Of the 25 restaurant chains surveyed for a new report, 20 got failing scores.
Eco-conscious burrito chain Chipotle may be known for its strict animal welfare policies, but it’s no longer alone. Gradually, more fast-food chains, including McDonald’s and Dunkin’ Donuts, have been making commitments about their suppliers’ livestock standards, including limiting the use of antibiotics.
Farmers routinely use antibiotics not only to prevent disease, but also because they make the animals grow faster. Scientists worry that the overuse of antibiotics in agriculture is promoting the development of antibiotic-resistant bacteria. When these bacteria infect people — for example through meat or produce contaminated with certain kinds of salmonella (here’s a chart explaining how this can happen) — the lifesaving antibiotics we currently have can’t treat them. More than 2 million people are infected with bacteria that are resistant to antibiotics each year in the U.S., and at least 23,000 people die from these infections, according to the CDC.
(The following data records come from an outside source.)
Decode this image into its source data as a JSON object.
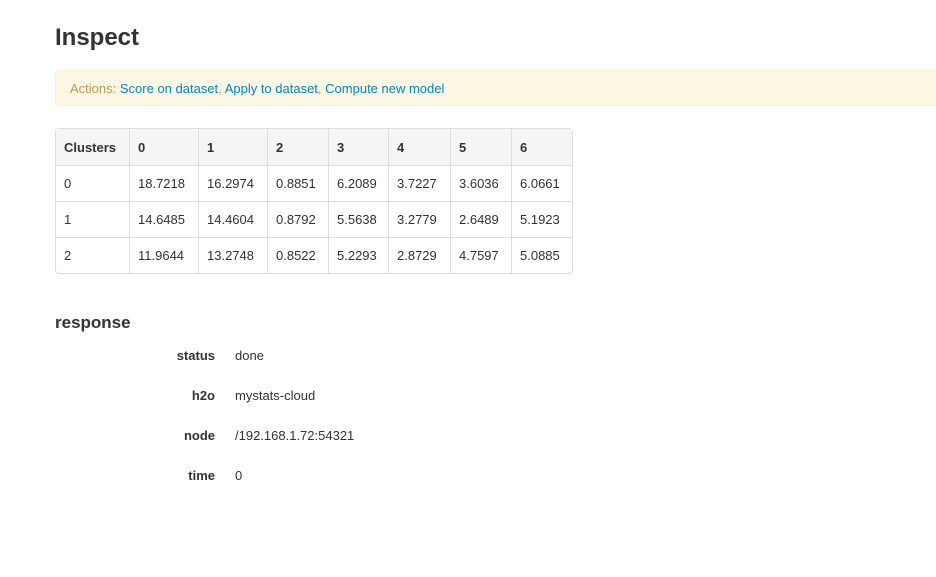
{
  "title": "Inspect",
  "actions": {
    "label": "Actions:",
    "links": [
      "Score on dataset",
      "Apply to dataset",
      "Compute new model"
    ]
  },
  "table": {
    "headers": [
      "Clusters",
      "0",
      "1",
      "2",
      "3",
      "4",
      "5",
      "6"
    ],
    "rows": [
      [
        "0",
        "18.7218",
        "16.2974",
        "0.8851",
        "6.2089",
        "3.7227",
        "3.6036",
        "6.0661"
      ],
      [
        "1",
        "14.6485",
        "14.4604",
        "0.8792",
        "5.5638",
        "3.2779",
        "2.6489",
        "5.1923"
      ],
      [
        "2",
        "11.9644",
        "13.2748",
        "0.8522",
        "5.2293",
        "2.8729",
        "4.7597",
        "5.0885"
      ]
    ]
  },
  "response": {
    "title": "response",
    "items": [
      {
        "key": "status",
        "value": "done"
      },
      {
        "key": "h2o",
        "value": "mystats-cloud"
      },
      {
        "key": "node",
        "value": "/192.168.1.72:54321"
      },
      {
        "key": "time",
        "value": "0"
      }
    ]
  }
}
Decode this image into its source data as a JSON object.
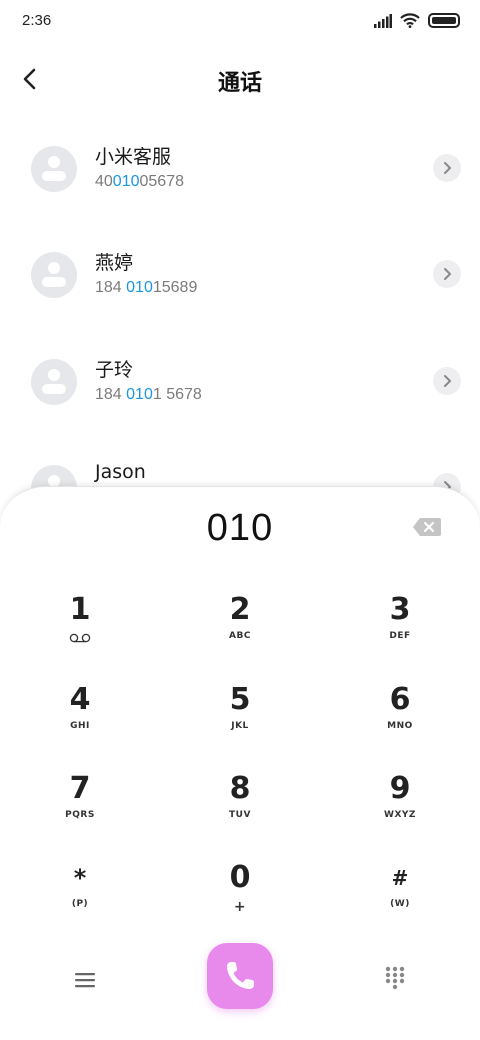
{
  "status_bar": {
    "time": "2:36",
    "icons": [
      "signal-icon",
      "wifi-icon",
      "battery-icon"
    ]
  },
  "header": {
    "title": "通话",
    "back_icon": "back-arrow-icon"
  },
  "contacts": [
    {
      "name": "小米客服",
      "number_parts": [
        "40",
        "010",
        "05678"
      ]
    },
    {
      "name": "燕婷",
      "number_parts": [
        "184 ",
        "010",
        "15689"
      ]
    },
    {
      "name": "子玲",
      "number_parts": [
        "184 ",
        "010",
        "1 5678"
      ]
    },
    {
      "name": "Jason",
      "number_parts": [
        "",
        "",
        ""
      ]
    }
  ],
  "dialer": {
    "input": "010",
    "keys": [
      {
        "digit": "1",
        "letters": ""
      },
      {
        "digit": "2",
        "letters": "ABC"
      },
      {
        "digit": "3",
        "letters": "DEF"
      },
      {
        "digit": "4",
        "letters": "GHI"
      },
      {
        "digit": "5",
        "letters": "JKL"
      },
      {
        "digit": "6",
        "letters": "MNO"
      },
      {
        "digit": "7",
        "letters": "PQRS"
      },
      {
        "digit": "8",
        "letters": "TUV"
      },
      {
        "digit": "9",
        "letters": "WXYZ"
      },
      {
        "digit": "*",
        "letters": "(P)"
      },
      {
        "digit": "0",
        "letters": "+"
      },
      {
        "digit": "#",
        "letters": "(W)"
      }
    ]
  },
  "colors": {
    "highlight": "#1a96e0",
    "call_button": "#e889ec",
    "avatar_bg": "#e6e7ea"
  }
}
As Americans spend half of their food dollars in restaurants, whether companies implement policies limiting antibiotics use in meat is critical to changing the industry. But how far do restaurants’ commitments go so far?
A new report ranks the antibiotics policies at 25 of the country’s largest restaurant chains. Most of them “have so far failed to effectively respond to this growing public health threat by publicly adopting policies restricting routine antibiotic use by their meat suppliers.”
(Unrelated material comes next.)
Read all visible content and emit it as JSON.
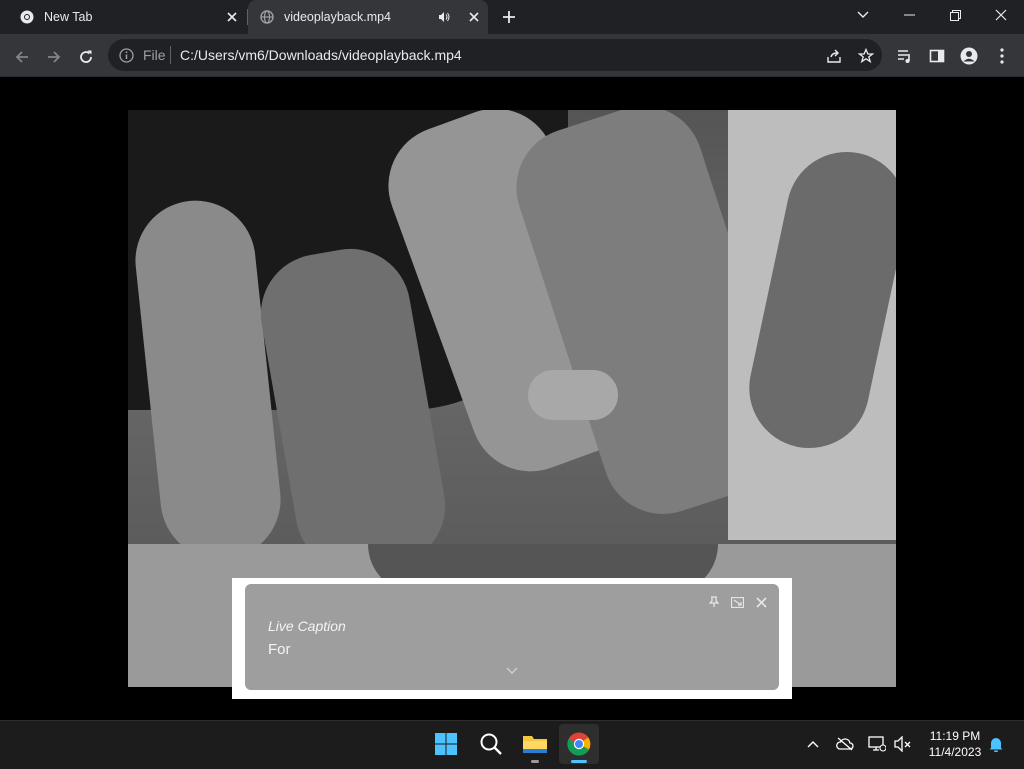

The report was written by a number of advocacy groups: Friends of the Earth, Natural Resources Defense Council, Consumers Union, Food Animal Concerns Trust, Keep Antibiotics Working, and Center for Food Safety.
”Panera and Chipotle are the only chains that publicly affirm that the majority of their meat and poultry offered is produced without routine use of antibiotics,” according to the report. Panera, which started serving chicken raised without antibiotics more than 10 years ago, extended that requirement to to all of the chicken, ham, bacon, sausage, and roasted turkey on its salads and sandwiches.
That’s good news, but together these two chains only have roughly 3,500 U.S. locations. “We’d like to see more companies receive A grades, and hope that others will continue to follow our lead,” Chipotle spokesman Chris Arnold told BuzzFeed News.
Both Chick-fil-A and McDonald’s have policies limiting antibiotics use in chicken. Poultry producers appear to be leading the change, with a number of suppliers recently committing to reducing use of human antibiotics, including Perdue and Tyson.
Chick-fil-A’s policy, announced in 2014, prohibits the routine use of all antibiotics, and got a B score. About 20% of the chicken it serves now has no antibiotics, and the chain expects to be fully antibiotic-free by 2019.
McDonald’s, which got a C, announced in March that it will only source chicken raised without antibiotics important to human medicine. However, farmers may still use ionophores, a type of antibiotic not used for humans. Dunkin’ Donuts, meanwhile, has a policy prohibiting the use of antibiotics in healthy animals, but doesn’t use third-party audits and is still working with their suppliers to implement this policy.